Rapid assessments of the impact of COVID-19 on the availability of quality seed to farmers

Over the first half of 2020, COVID-19 has expanded across the globe, officially declared a pandemic on March 11th. We are deeply concerned about the impact of the pandemic on people’s lives and livelihoods, and on its disruption to the economy and society. A vast majority of national governments and their health agencies are trying to combat the pandemic by placing restrictions on mobility and encouraging social distancing. We share our appreciation of their efforts, as these measures contribute to a reduction in the likelihood of human mortality, severe health consequences, and the spread of the disease, especially among vulnerable people and communities.
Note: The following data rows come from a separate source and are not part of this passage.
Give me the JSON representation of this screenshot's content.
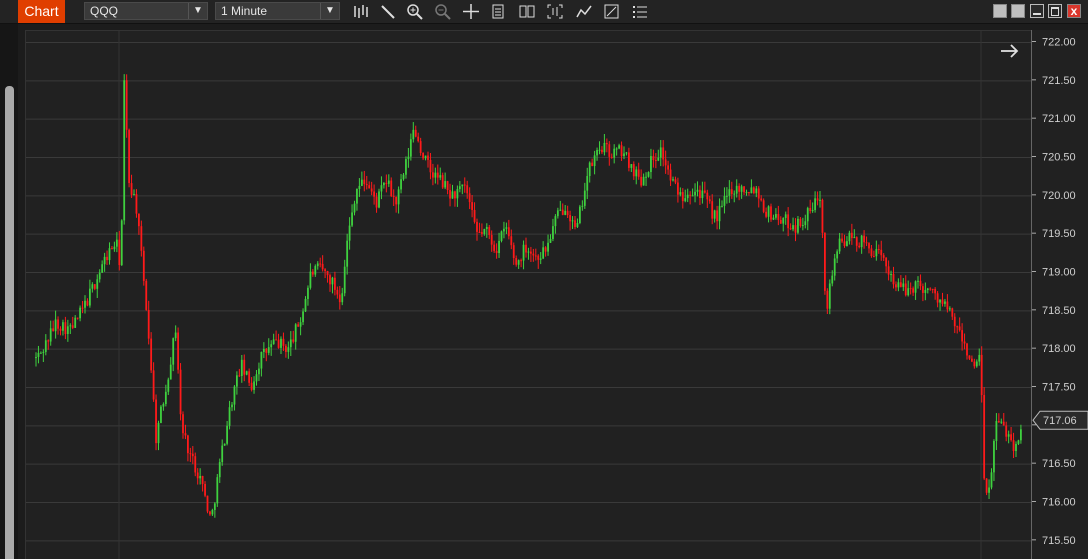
{
  "toolbar": {
    "tab_label": "Chart",
    "symbol": "QQQ",
    "interval": "1 Minute",
    "tools": [
      "bars-icon",
      "draw-icon",
      "zoom-in-icon",
      "zoom-out-icon",
      "crosshair-icon",
      "indicator-icon",
      "data-box-icon",
      "fit-icon",
      "strategy-icon",
      "template-icon",
      "list-icon"
    ]
  },
  "window_buttons": {
    "close_glyph": "x"
  },
  "chart_data": {
    "type": "candlestick",
    "ylim": [
      715.25,
      722.15
    ],
    "yticks": [
      "722.00",
      "721.50",
      "721.00",
      "720.50",
      "720.00",
      "719.50",
      "719.00",
      "718.50",
      "718.00",
      "717.50",
      "717.00",
      "716.50",
      "716.00",
      "715.50"
    ],
    "last_price": "717.06",
    "colors": {
      "up": "#3fd13f",
      "down": "#ff1a1a",
      "grid": "#3a3a3a",
      "last_price_bg": "#2a2a2a"
    },
    "path": [
      [
        0,
        717.75
      ],
      [
        15,
        717.95
      ],
      [
        30,
        718.35
      ],
      [
        45,
        718.25
      ],
      [
        60,
        718.6
      ],
      [
        70,
        718.9
      ],
      [
        80,
        719.2
      ],
      [
        90,
        719.4
      ],
      [
        95,
        719.05
      ],
      [
        98,
        721.5
      ],
      [
        103,
        720.2
      ],
      [
        110,
        719.9
      ],
      [
        120,
        718.6
      ],
      [
        125,
        717.8
      ],
      [
        130,
        716.85
      ],
      [
        140,
        717.5
      ],
      [
        150,
        718.3
      ],
      [
        155,
        717.0
      ],
      [
        165,
        716.6
      ],
      [
        175,
        716.3
      ],
      [
        185,
        715.75
      ],
      [
        195,
        716.6
      ],
      [
        205,
        717.3
      ],
      [
        215,
        717.8
      ],
      [
        225,
        717.5
      ],
      [
        235,
        717.9
      ],
      [
        250,
        718.1
      ],
      [
        262,
        718.0
      ],
      [
        275,
        718.4
      ],
      [
        285,
        719.0
      ],
      [
        295,
        719.05
      ],
      [
        305,
        718.9
      ],
      [
        315,
        718.65
      ],
      [
        320,
        719.3
      ],
      [
        330,
        720.1
      ],
      [
        340,
        720.2
      ],
      [
        350,
        719.9
      ],
      [
        360,
        720.2
      ],
      [
        370,
        719.9
      ],
      [
        380,
        720.4
      ],
      [
        388,
        720.9
      ],
      [
        395,
        720.6
      ],
      [
        405,
        720.3
      ],
      [
        415,
        720.2
      ],
      [
        425,
        720.0
      ],
      [
        440,
        720.1
      ],
      [
        450,
        719.5
      ],
      [
        460,
        719.55
      ],
      [
        470,
        719.3
      ],
      [
        480,
        719.6
      ],
      [
        490,
        719.1
      ],
      [
        500,
        719.35
      ],
      [
        510,
        719.2
      ],
      [
        520,
        719.3
      ],
      [
        530,
        719.7
      ],
      [
        540,
        719.9
      ],
      [
        550,
        719.5
      ],
      [
        560,
        720.2
      ],
      [
        565,
        720.4
      ],
      [
        575,
        720.65
      ],
      [
        585,
        720.55
      ],
      [
        595,
        720.6
      ],
      [
        605,
        720.4
      ],
      [
        615,
        720.2
      ],
      [
        625,
        720.45
      ],
      [
        635,
        720.6
      ],
      [
        645,
        720.2
      ],
      [
        655,
        720.0
      ],
      [
        665,
        720.1
      ],
      [
        675,
        720.05
      ],
      [
        690,
        719.7
      ],
      [
        705,
        720.1
      ],
      [
        715,
        720.1
      ],
      [
        730,
        720.1
      ],
      [
        740,
        719.8
      ],
      [
        755,
        719.7
      ],
      [
        770,
        719.6
      ],
      [
        785,
        719.8
      ],
      [
        795,
        720.05
      ],
      [
        800,
        718.5
      ],
      [
        810,
        719.3
      ],
      [
        820,
        719.45
      ],
      [
        835,
        719.4
      ],
      [
        850,
        719.25
      ],
      [
        860,
        719.1
      ],
      [
        870,
        718.85
      ],
      [
        880,
        718.75
      ],
      [
        890,
        718.85
      ],
      [
        900,
        718.8
      ],
      [
        910,
        718.7
      ],
      [
        920,
        718.55
      ],
      [
        930,
        718.3
      ],
      [
        940,
        718.0
      ],
      [
        950,
        717.7
      ],
      [
        955,
        718.05
      ],
      [
        957,
        716.3
      ],
      [
        962,
        716.0
      ],
      [
        970,
        717.05
      ],
      [
        980,
        716.95
      ],
      [
        990,
        716.7
      ],
      [
        996,
        717.06
      ]
    ]
  }
}
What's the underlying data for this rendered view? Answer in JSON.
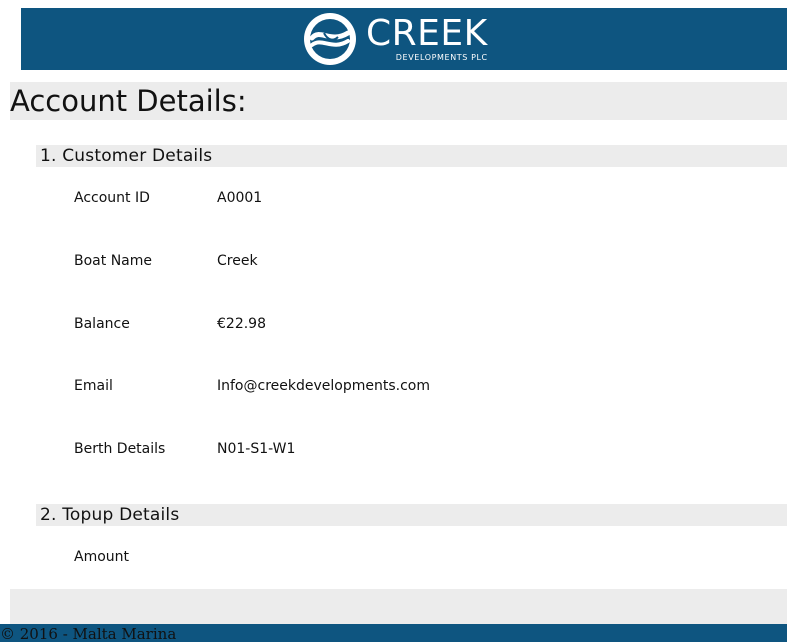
{
  "header": {
    "logo_word": "CREEK",
    "logo_sub": "DEVELOPMENTS PLC",
    "brand_color": "#0e5580"
  },
  "page": {
    "title": "Account Details:"
  },
  "sections": [
    {
      "title": "1.  Customer Details",
      "fields": [
        {
          "label": "Account ID",
          "value": "A0001"
        },
        {
          "label": "Boat Name",
          "value": "Creek"
        },
        {
          "label": "Balance",
          "value": "€22.98"
        },
        {
          "label": "Email",
          "value": "Info@creekdevelopments.com"
        },
        {
          "label": "Berth Details",
          "value": "N01-S1-W1"
        }
      ]
    },
    {
      "title": "2.  Topup Details",
      "fields": [
        {
          "label": "Amount",
          "value": ""
        }
      ]
    }
  ],
  "footer": {
    "text": "© 2016 - Malta Marina"
  }
}
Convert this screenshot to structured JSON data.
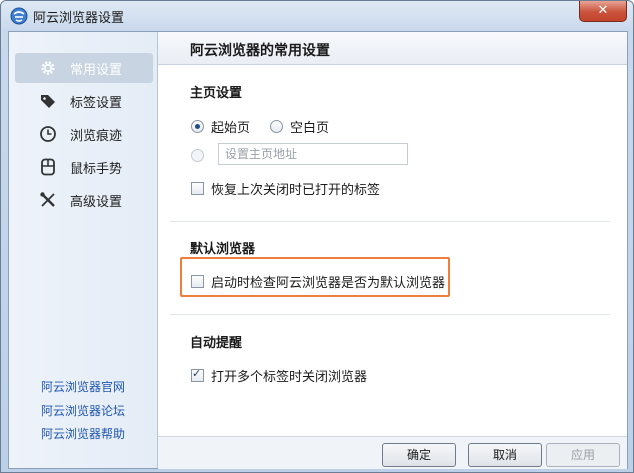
{
  "window": {
    "title": "阿云浏览器设置",
    "close_glyph": "✕",
    "app_icon": "browser-logo-icon"
  },
  "sidebar": {
    "items": [
      {
        "label": "常用设置",
        "icon": "gear-icon",
        "active": true
      },
      {
        "label": "标签设置",
        "icon": "tag-icon",
        "active": false
      },
      {
        "label": "浏览痕迹",
        "icon": "clock-icon",
        "active": false
      },
      {
        "label": "鼠标手势",
        "icon": "mouse-icon",
        "active": false
      },
      {
        "label": "高级设置",
        "icon": "tools-icon",
        "active": false
      }
    ],
    "links": [
      "阿云浏览器官网",
      "阿云浏览器论坛",
      "阿云浏览器帮助"
    ]
  },
  "main": {
    "title": "阿云浏览器的常用设置",
    "homepage": {
      "heading": "主页设置",
      "radio_start": "起始页",
      "radio_blank": "空白页",
      "custom_placeholder": "设置主页地址",
      "restore_tabs": "恢复上次关闭时已打开的标签"
    },
    "default_browser": {
      "heading": "默认浏览器",
      "check_default": "启动时检查阿云浏览器是否为默认浏览器"
    },
    "auto_remind": {
      "heading": "自动提醒",
      "close_multi_tabs": "打开多个标签时关闭浏览器"
    }
  },
  "footer": {
    "ok": "确定",
    "cancel": "取消",
    "apply": "应用"
  },
  "colors": {
    "highlight": "#ef7d3c",
    "link": "#1f56b0",
    "active_nav": "#c9d4e2"
  }
}
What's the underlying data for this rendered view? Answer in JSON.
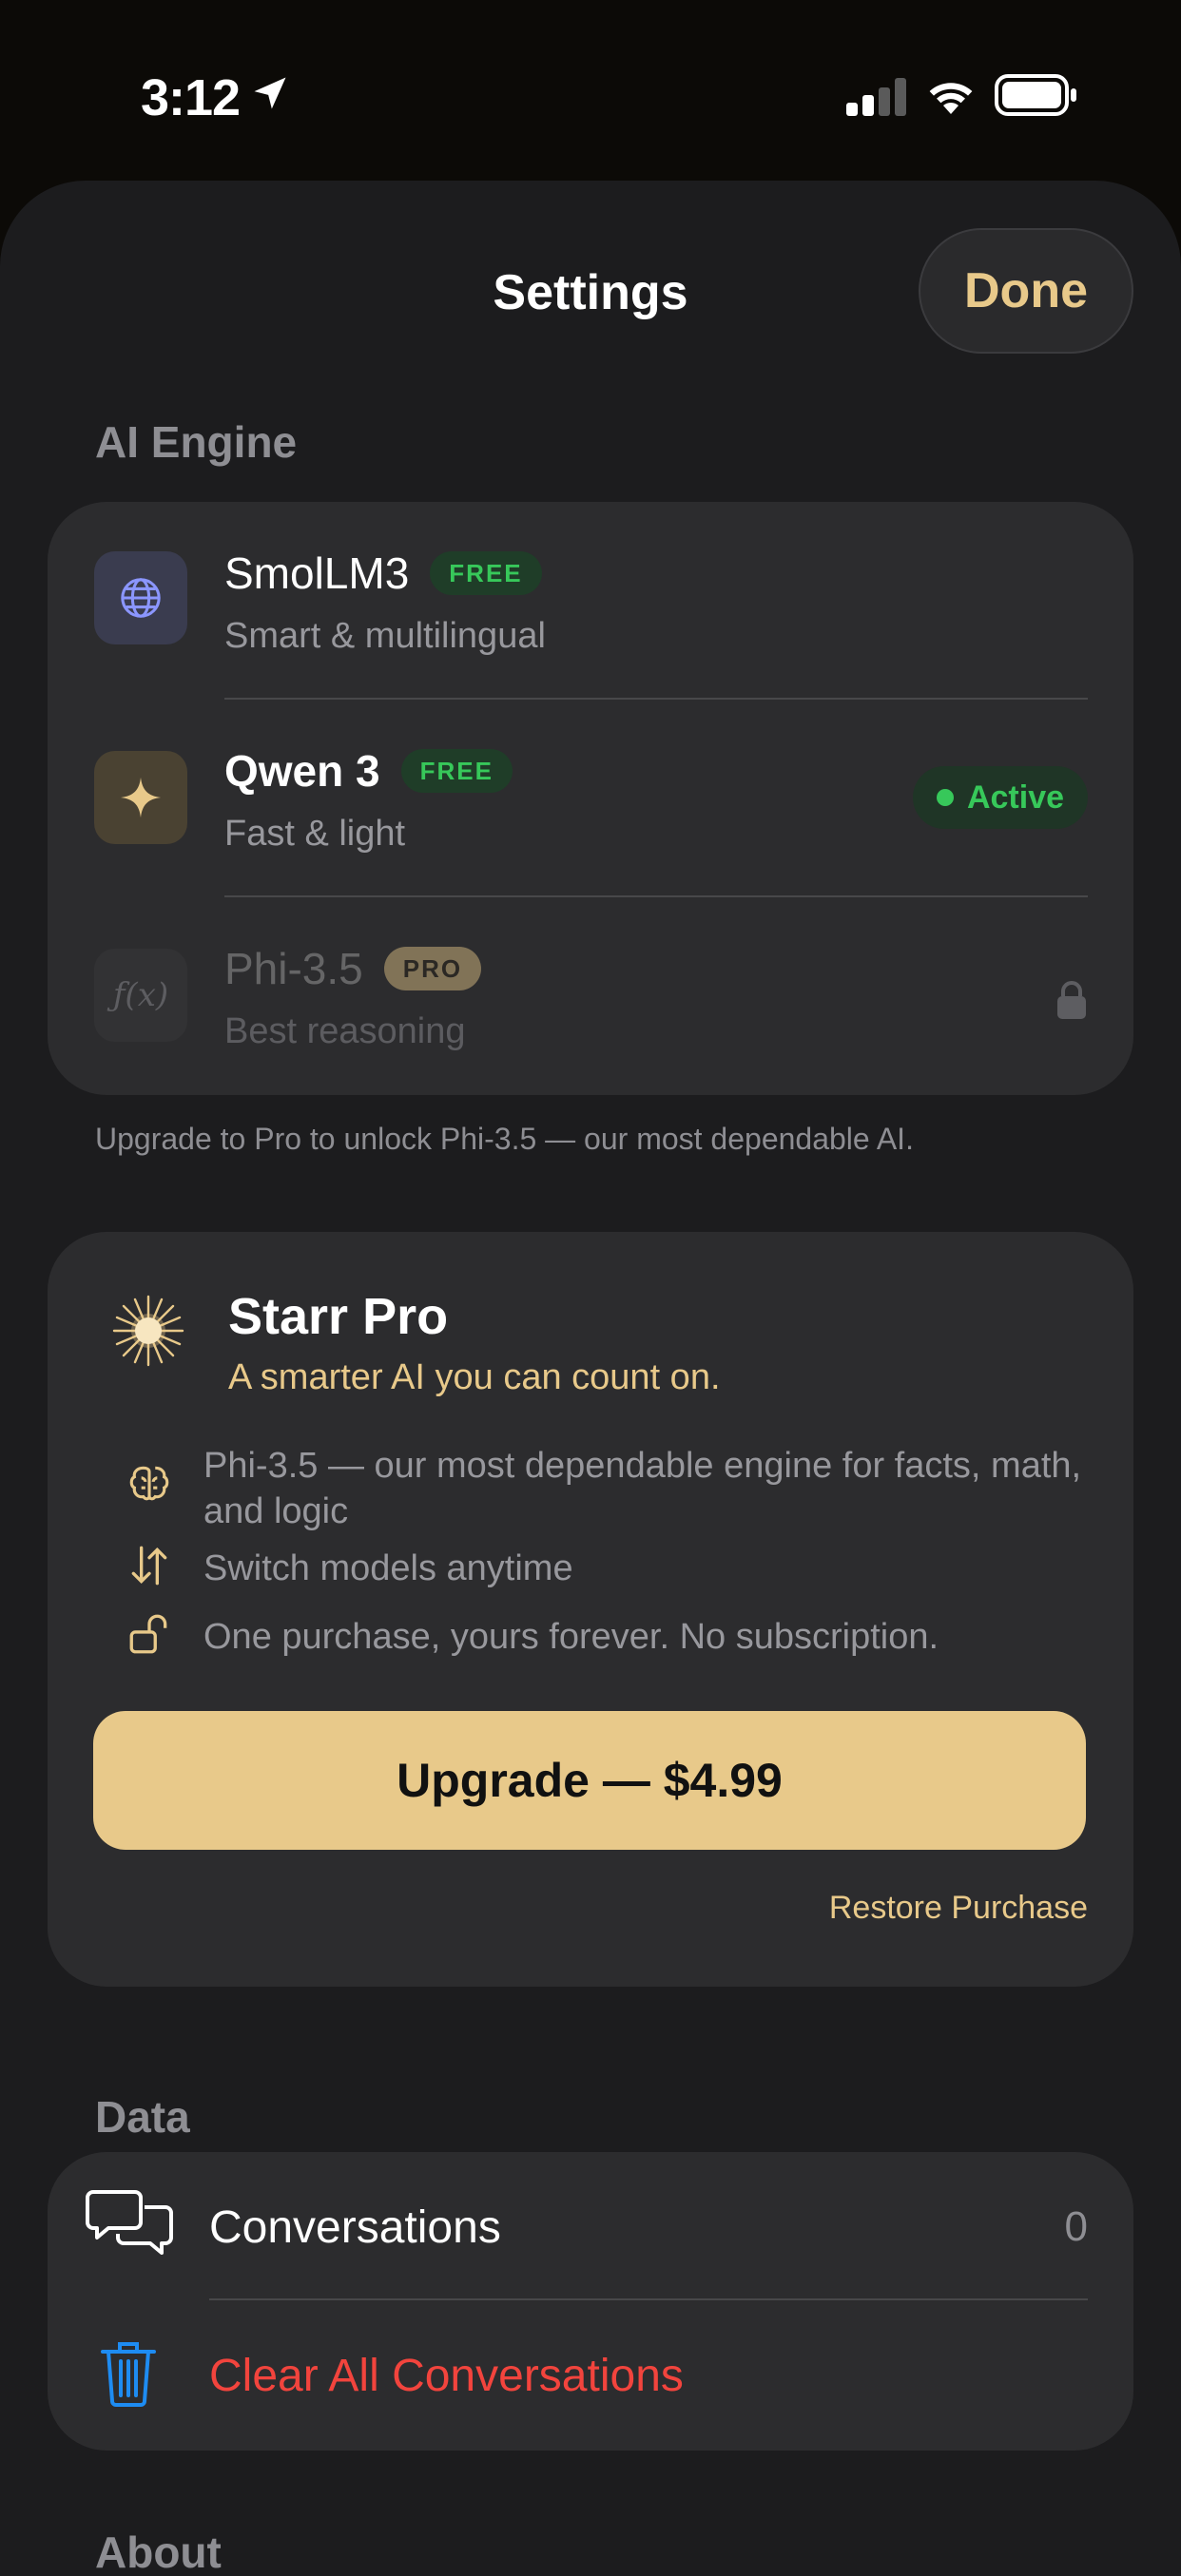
{
  "status_bar": {
    "time": "3:12",
    "icons": [
      "location-arrow-icon",
      "cellular-signal-icon",
      "wifi-icon",
      "battery-icon"
    ]
  },
  "nav": {
    "title": "Settings",
    "done_label": "Done"
  },
  "ai_engine": {
    "section_label": "AI Engine",
    "models": [
      {
        "name": "SmolLM3",
        "badge": "FREE",
        "subtitle": "Smart & multilingual",
        "icon": "globe-icon"
      },
      {
        "name": "Qwen 3",
        "badge": "FREE",
        "subtitle": "Fast & light",
        "icon": "sparkle-icon",
        "status": "Active"
      },
      {
        "name": "Phi-3.5",
        "badge": "PRO",
        "subtitle": "Best reasoning",
        "icon": "function-icon",
        "locked": true
      }
    ],
    "note": "Upgrade to Pro to unlock Phi-3.5 — our most dependable AI."
  },
  "pro": {
    "title": "Starr Pro",
    "subtitle": "A smarter AI you can count on.",
    "features": [
      {
        "icon": "brain-icon",
        "text": "Phi-3.5 — our most dependable engine for facts, math, and logic"
      },
      {
        "icon": "switch-arrows-icon",
        "text": "Switch models anytime"
      },
      {
        "icon": "unlock-icon",
        "text": "One purchase, yours forever. No subscription."
      }
    ],
    "upgrade_label": "Upgrade — $4.99",
    "restore_label": "Restore Purchase"
  },
  "data": {
    "section_label": "Data",
    "conversations_label": "Conversations",
    "conversations_count": "0",
    "clear_label": "Clear All Conversations"
  },
  "about": {
    "section_label": "About"
  },
  "colors": {
    "accent_gold": "#e8c98a",
    "active_green": "#37c85a",
    "danger_red": "#f2443d",
    "trash_blue": "#1e8cf2",
    "card_bg": "#2c2c2e",
    "sheet_bg": "#1c1c1e"
  }
}
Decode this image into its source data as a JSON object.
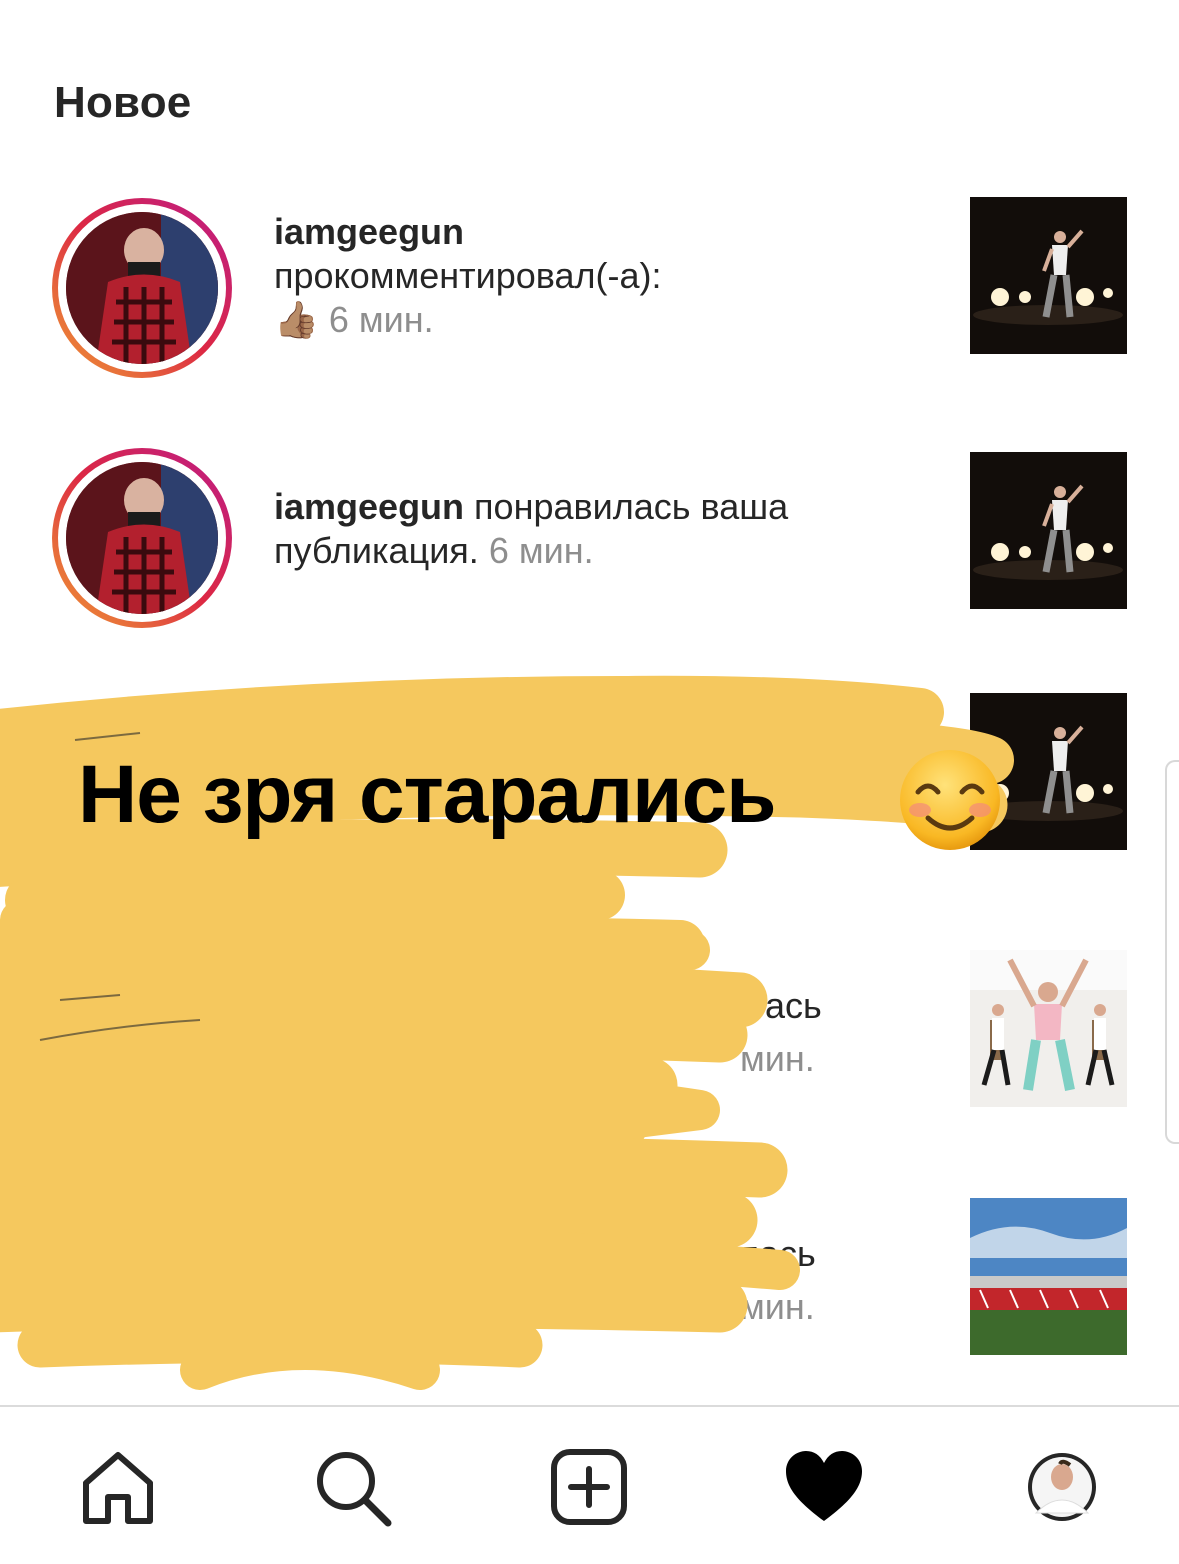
{
  "header": {
    "title": "Новое"
  },
  "notifications": [
    {
      "username": "iamgeegun",
      "action": "прокомментировал(-а):",
      "comment": "👍🏽",
      "time": "6 мин."
    },
    {
      "username": "iamgeegun",
      "action": " понравилась ваша публикация.",
      "time": "6 мин."
    }
  ],
  "obscured": {
    "fragment_1": "ась",
    "fragment_1_time": "мин.",
    "fragment_2": "лась",
    "fragment_2_time": "мин."
  },
  "overlay": {
    "caption": "Не зря старались",
    "emoji": "smiling-face-icon"
  },
  "tabbar": {
    "items": [
      "home-icon",
      "search-icon",
      "new-post-icon",
      "activity-heart-icon",
      "profile-avatar"
    ]
  },
  "colors": {
    "scribble": "#f5c85e",
    "ring_start": "#f09433",
    "ring_end": "#bc1888",
    "time_gray": "#8e8e8e"
  }
}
Regrettably, public health efforts have unfortunate effects on the functioning of our economy and food systems. The World Bank (2020) has projected that economic growth in Sub-Saharan Africa will decline from 2.4% in 2019, and contract by between 2.1% and 5.1% in 2020. This predicts the first recession in the region in 25 years. Agriculture is expected to be one of the most seriously impacted sectors, resulting in many countries in the region facing serious risk of food insecurity. With trade blockages, agricultural production could shrink by 2.6% to 7%. Food imports are expected to decline substantially also, with estimates varying from 13% to 25%. The outlook for Asia is not good either. The Asian Development Bank (2020) forecasts that regional economic growth in developing Asia will decline in 2020, suggesting a downward revision of 3.3% to 2.2%. The High Level Panel of Experts (2020) under the Committee on World Food Security indicates that the COVID-19 crisis is leading to instability in both local and global food markets, causing a disruption to food supply and availability. The poorest people will be the most affected by these disruptions. At the same time, there is a fear that government and development partners will cut agricultural spending and shift priority towards managing the immediate effects of the crisis in public health care. As the crisis unfolds, forecasts are certain to be outdated in the near future.